A los partidos hay que jugarlos. Ayer, hoy, acá o en Siberia. En todos lados y en todo momento, a los partidos hay que jugarlos.
Hay que tenerse fe porque por algo se llega lejos, cuando se llega lejos. Después se verá, con precisión de analista exigente o con la simpleza del hincha que se sienta en el cordón a disfrutar con alegría un triunfo, si fue justo o no. Si el azar con sus incontrolables tentáculos se le escabulló a la lógica o si quien interpretó con justeza el partido y desplegó sus virtudes para que la suerte no encuentre un resquicio, se terminó imponiendo.
Pero mereciendo más o menos, a una final se llega con atributos. Las manos de un arquero que se agiganta en los penales; la velocidad insuperable de la mente de una pulga que multiplica su tamaño apareciendo en tiempo y forma para cambiar el rumbo con un par de firuletes de esos que no se entrenan; un rato de buen juego para superar al rival; la entrega al límite para resistir ante el poder futbolístico de algún poderoso; los botines cambiados de un rival en un mano a mano; o el aliento de los dueños del sentimiento en el momento justo para rescatar de la confusión. Todo son atributos. Los atributos que fueron alimento para los sueños Sabaleros de gloria.
Los de adentro juegan y han jugado siempre, claro está. Y los de afuera acompañan, contagian, despiertan, sacuden, emocionan. Ese es el orden natural de este deporte. Pero a veces la pasión, cuando se vuelve vendaval popular, trastoca los roles. Tira la pelota a la tribuna y en lugar de un partido, se juegan dos. Y en lugar de ser once, son una multitud inconmensurable vestida de sus colores. En este caso, del rojo de la sangre y del negro del barro, escribiendo párrafos para siempre.
Y en ese par de partidos, ninguno duró noventa minutos. El de los futbolistas, duró lo que cada uno necesitó que dure en la previa. Un par de días para algunos, desde el ingreso al estadio para otros, a partir de la entrada en calor para otros tantos. Difícil saberlo con precisión. El otro partido, el del pueblo, ciertamente duró muchísimo.

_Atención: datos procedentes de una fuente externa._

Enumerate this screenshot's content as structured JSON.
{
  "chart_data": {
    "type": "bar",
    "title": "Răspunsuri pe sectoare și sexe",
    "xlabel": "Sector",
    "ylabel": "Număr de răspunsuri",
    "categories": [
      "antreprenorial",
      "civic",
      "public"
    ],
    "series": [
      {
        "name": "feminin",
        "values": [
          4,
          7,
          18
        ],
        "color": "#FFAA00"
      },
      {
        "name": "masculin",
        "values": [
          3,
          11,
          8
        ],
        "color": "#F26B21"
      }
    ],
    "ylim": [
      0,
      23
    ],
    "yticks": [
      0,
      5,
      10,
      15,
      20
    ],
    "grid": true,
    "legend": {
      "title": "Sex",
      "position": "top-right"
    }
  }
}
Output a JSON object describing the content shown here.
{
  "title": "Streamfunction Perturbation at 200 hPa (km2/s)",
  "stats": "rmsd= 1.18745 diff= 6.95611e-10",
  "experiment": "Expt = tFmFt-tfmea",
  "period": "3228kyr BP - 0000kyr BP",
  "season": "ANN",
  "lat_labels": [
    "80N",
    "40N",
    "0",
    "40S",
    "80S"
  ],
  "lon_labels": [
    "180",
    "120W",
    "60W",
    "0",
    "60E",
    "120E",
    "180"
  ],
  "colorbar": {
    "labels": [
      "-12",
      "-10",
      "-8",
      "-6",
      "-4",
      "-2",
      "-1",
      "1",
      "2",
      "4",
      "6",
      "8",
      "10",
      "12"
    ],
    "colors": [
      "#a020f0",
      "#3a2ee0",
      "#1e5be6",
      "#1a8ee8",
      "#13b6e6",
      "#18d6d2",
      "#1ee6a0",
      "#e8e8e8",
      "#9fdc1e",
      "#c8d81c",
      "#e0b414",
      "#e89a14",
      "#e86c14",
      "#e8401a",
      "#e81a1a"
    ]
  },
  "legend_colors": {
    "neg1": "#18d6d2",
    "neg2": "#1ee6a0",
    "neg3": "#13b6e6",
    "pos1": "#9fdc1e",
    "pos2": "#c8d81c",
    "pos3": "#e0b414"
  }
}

Arrancó con la vigilia por una entrada frente a los dispositivos tecnológicos; continuó con la vigilia eterna e incómoda en la propia casa –paradoja inentendible, si las hay- por esa misma entrada, en papel; y siguió con la peregrinación multitudinaria, de camisetas sin rostros, solidaria y tolerante que incluyó horas de quietud en las rutas del norte del país pero sin espacio para el fastidio, porque uno no puede fastidiarse y perder la cabeza en medio del partido. No. En esos instantes donde el cansancio invita a la locura hay que estar calmos y confiar en lo propio. Soñar más que razonar.
Ya en inmediaciones del espectáculo, mientras los futbolistas se aprontaban para los noventa minutos decisivos, las otras decenas de miles no dejaban de jugar. Llevaba semanas su partido. La emoción hermanaba, fusionaba. En los alrededores, en el acceso y en las tribunas que mostraban una abusiva localía en tierras lejanas. No se admitía espacio para otros colores ni otros sentimientos casi, parecía un exclave argento en patria guaraní.
Poco después, el juego en la Nueva Olla. Allí el calor presagiaba una explosión que llegó con la música de esta tierra primero, y con la tormenta y los globos volando trayendo a los del más allá que bajaban para hacerse presentes, luego. En ese marco cinematográfico, rodó al fin la pelota. Como pudo pobre, porque el agua tenía diferentes planes. Y terminó ganando el que mejor jugó aquella prematura noche en la tarde primaveral de Asunción.
Pero ese era un partido. El de los de cortos y botines que instalaron a Colón en una final internacional por primera vez en su centenaria vida. Ese partido generó llanto y frustración hasta que se fueron las primeras lágrimas y el bosque se impuso, prepotente y orgulloso, sobre el árbol naciente del terreno de juego. Y las lágrimas cambiaron de sabor. Ya no eran de frustración, ahora eran de orgullo.
Ese partido, el interminable; el de bicis, motos y electrodomésticos vendidos para poder ir; el de noches dormidas donde se pudo comiendo lo que se pudo; el de padres e hijos abrazados como nunca antes en su vida; el de los que fueron aunque sabían que no podían entrar por el solo hecho de estar y hacerles sentir al resto que estaban, ese partido no se perdió. Ese partido se ganó. Con miles de camisetas rojinegras pintando la capital paraguaya, sin nombres ni rostros ni género ni edad ni estatus social.
En la cancha, se consigue la gloria o se la roza. En las movilizaciones populares, se escribe la historia.
Los de adentro hicieron lo que pudieron. Y no alcanzó.
Los de afuera hicieron lo que pudieron. Y son leyenda.